Gold Should Heed Miners’ Warning

 | Oct 27, 2023 08:38AM ET

While geopolitical conflict has kept gold afloat, mining stocks’ weakness signals trouble ahead. 

While risk assets attempt to break free of their bearish corrections, gold’s relative outperformance has the yellow metal shining bright. Despite that, we’ve booked 11-straight profitable trades, and our 12th (currently open) remains in the green. As a result, our success highlights why mining stocks are often better trading instruments than the yellow metal. 

Furthermore, while gold has largely sidestepped the recent risk rout, a recession is bearish for nearly all assets, and gold should suffer mightily if (when) the economic pain unfolds

For example, S&P Global released its U.S. Composite PMI on Oct. 25. And while the headline results were decent and it outperformed expectations, weakness was present beneath the surface. An excerpt read:

“Although some service providers highlighted a pick-up in customer numbers, many continued to note that high-interest rates and challenging economic conditions weighed on client demand. Some mentioned smaller and less frequent orders being placed by customers. As such, service sector new business fell for a third month running.”

In addition:

“The rate of charge inflation eased to the weakest since June 2020 and was slower than the long-run series average. Firms were reportedly keen to pass through any cost savings made to customers in a bid to drive sales.”

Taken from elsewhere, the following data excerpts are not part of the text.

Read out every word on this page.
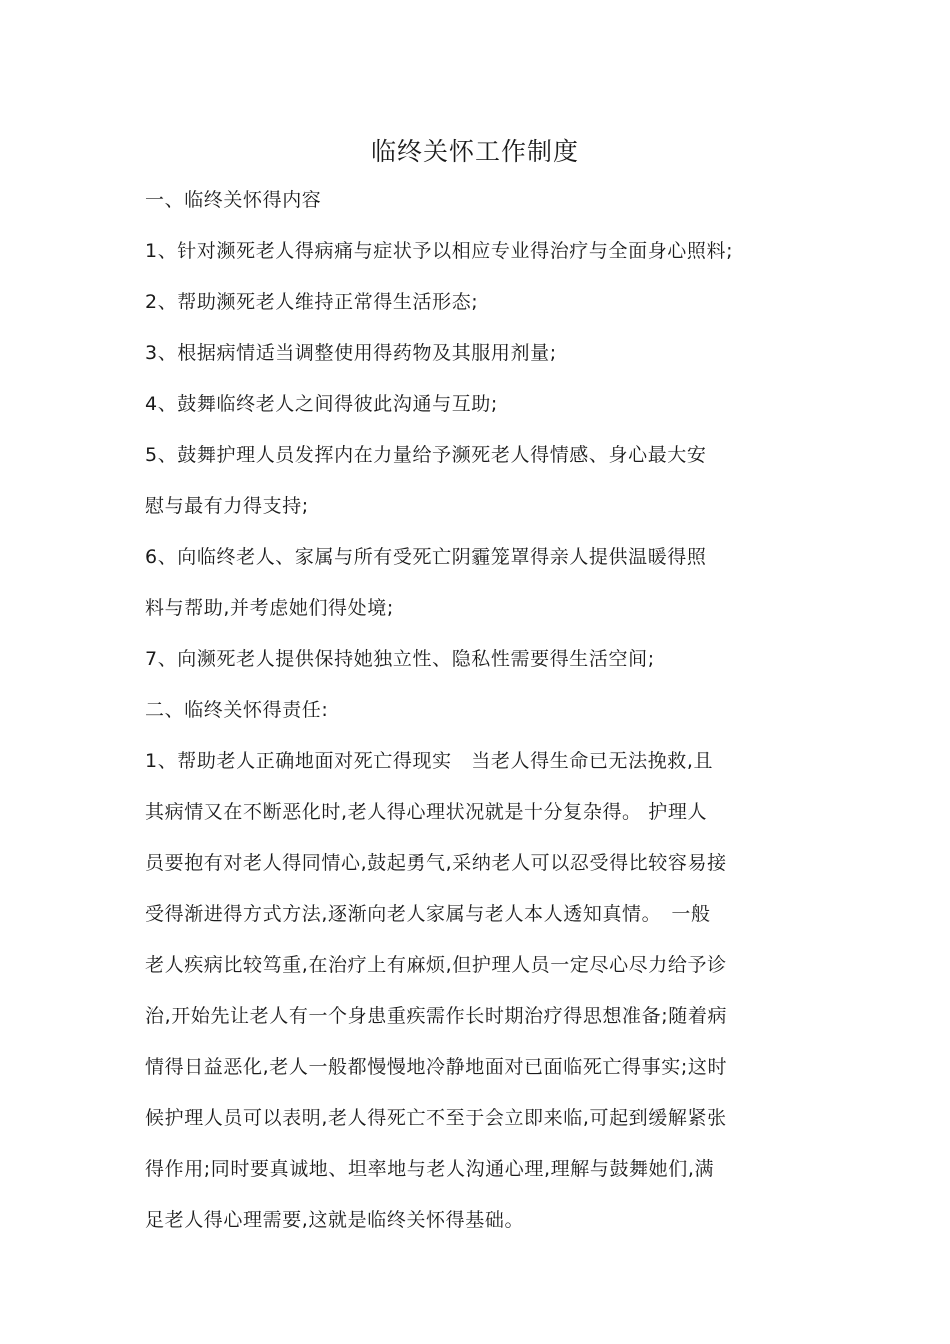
临终关怀工作制度
一、临终关怀得内容
1、针对濒死老人得病痛与症状予以相应专业得治疗与全面身心照料;
2、帮助濒死老人维持正常得生活形态;
3、根据病情适当调整使用得药物及其服用剂量;
4、鼓舞临终老人之间得彼此沟通与互助;
5、鼓舞护理人员发挥内在力量给予濒死老人得情感、身心最大安
慰与最有力得支持;
6、向临终老人、家属与所有受死亡阴霾笼罩得亲人提供温暖得照
料与帮助,并考虑她们得处境;
7、向濒死老人提供保持她独立性、隐私性需要得生活空间;
二、临终关怀得责任:
1、帮助老人正确地面对死亡得现实　当老人得生命已无法挽救,且
其病情又在不断恶化时,老人得心理状况就是十分复杂得。 护理人
员要抱有对老人得同情心,鼓起勇气,采纳老人可以忍受得比较容易接
受得渐进得方式方法,逐渐向老人家属与老人本人透知真情。　一般
老人疾病比较笃重,在治疗上有麻烦,但护理人员一定尽心尽力给予诊
治,开始先让老人有一个身患重疾需作长时期治疗得思想准备;随着病
情得日益恶化,老人一般都慢慢地冷静地面对已面临死亡得事实;这时
候护理人员可以表明,老人得死亡不至于会立即来临,可起到缓解紧张
得作用;同时要真诚地、坦率地与老人沟通心理,理解与鼓舞她们,满
足老人得心理需要,这就是临终关怀得基础。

Thus, while 2021 and 2022 (to a lesser extent) were filled with demand-driven inflation, those days are long gone. With firms increasing discounts to move inventory, consumer demand has suffered, and the weakness should continue in the months ahead. 

More importantly, the “rate of employment growth was only marginal overall,” as firms remain concerned about costs and future demand conditions. Therefore, the economic backdrop is heading in the wrong direction, and silver could be a major casualty if the trend continues.